Jesus makes another cameo.

There are some things that should be left well enough alone. Big Butt magazine is one of those things. The other day, internet superstar friend and I went looking for a copy so she could decide whether she wanted to be featured (tastefully, or as tastefully as possible in a magazine called Big Butt) in its glossy pages. We didn't find it then, but we found it today. Sweet baby Jesus in a jerkin, it was horrific! I suppose the number of big-arsed ladies willing to aim their fannies at a camera is low, and the number willing to do it minimally clothed lower still, but damn. Couldn't they have found some moderately attractive subjects? Some who would be willing to put in the effort required of a nudipants centerfold? You know, like taking a makeup lesson, or, god-I-hate-admitting-I-know-anything-about-this, waxing their hairy bums! Blech. Eeew. Twitch. 'Scuse me while I gouge out my eyes. ISF always poses clothed and tarted up, and so she will not be shakin' what her mama gave her for BBM. We also made our way to Crumbs, a really yummy bakery (The corner of W75 and Amsterdam), where I got a delicious minicupcake in strawberry buttercream flavor, which was actually even more delicious than the cupcakes at Magnolia, so I won't have to make any special trips to the Village to get my grub on. Then we had dinner at Jacques-Imo's, a Cajun place on W77 and Columbus. I ordered crawfish etouffee, a dish I got often at the Border Cafe during my time in Cambridge, and she ordered the fried chicken platter.
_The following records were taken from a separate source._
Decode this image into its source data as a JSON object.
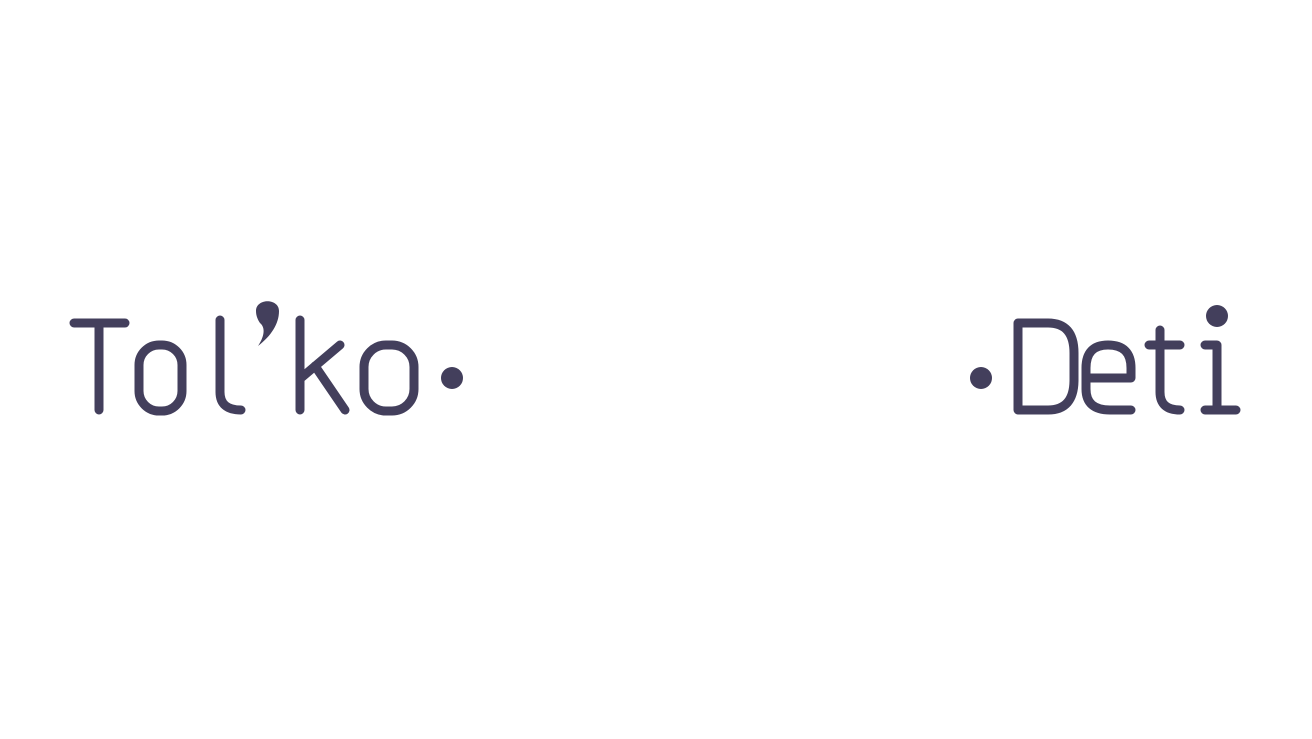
{
  "logo": {
    "left_word": "Tol'ko",
    "right_word": "Deti",
    "text_color": "#433f5c"
  }
}
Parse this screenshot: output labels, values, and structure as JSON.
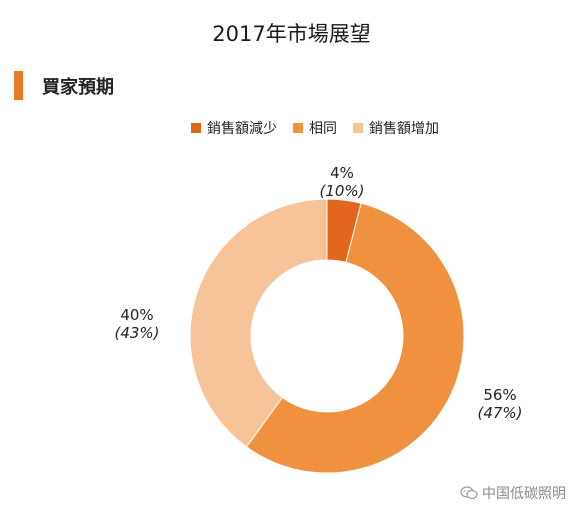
{
  "title": "2017年市場展望",
  "section": {
    "label": "買家預期"
  },
  "watermark": {
    "text": "中国低碳照明",
    "icon": "wechat-icon"
  },
  "colors": {
    "accent": "#e87b25"
  },
  "chart_data": {
    "type": "pie",
    "title": "2017年市場展望",
    "donut": true,
    "legend_position": "top",
    "slices": [
      {
        "label": "銷售額減少",
        "value": 4,
        "value_label": "4%",
        "prior_label": "(10%)",
        "color": "#e2661b"
      },
      {
        "label": "相同",
        "value": 56,
        "value_label": "56%",
        "prior_label": "(47%)",
        "color": "#ef913f"
      },
      {
        "label": "銷售額增加",
        "value": 40,
        "value_label": "40%",
        "prior_label": "(43%)",
        "color": "#f7c49a"
      }
    ]
  }
}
I got a bland version of the dish I loved, and she got a plate with three very skinny, sad looking pieces of fried chicken (topped with a slice of jalapeno each, which I guess was supposed to make it more appetizing). The food was decent, but not great, and massively overpriced: the fried chicken alone rang in at $16, which is just sacrilege. I mean, damn, it's fried chicken! We could have gotten the same dishes better, and cheaper, on 125th St. We should have gone to Popeye's. Probably could have gotten a complimentary copy of BBM there. Dang.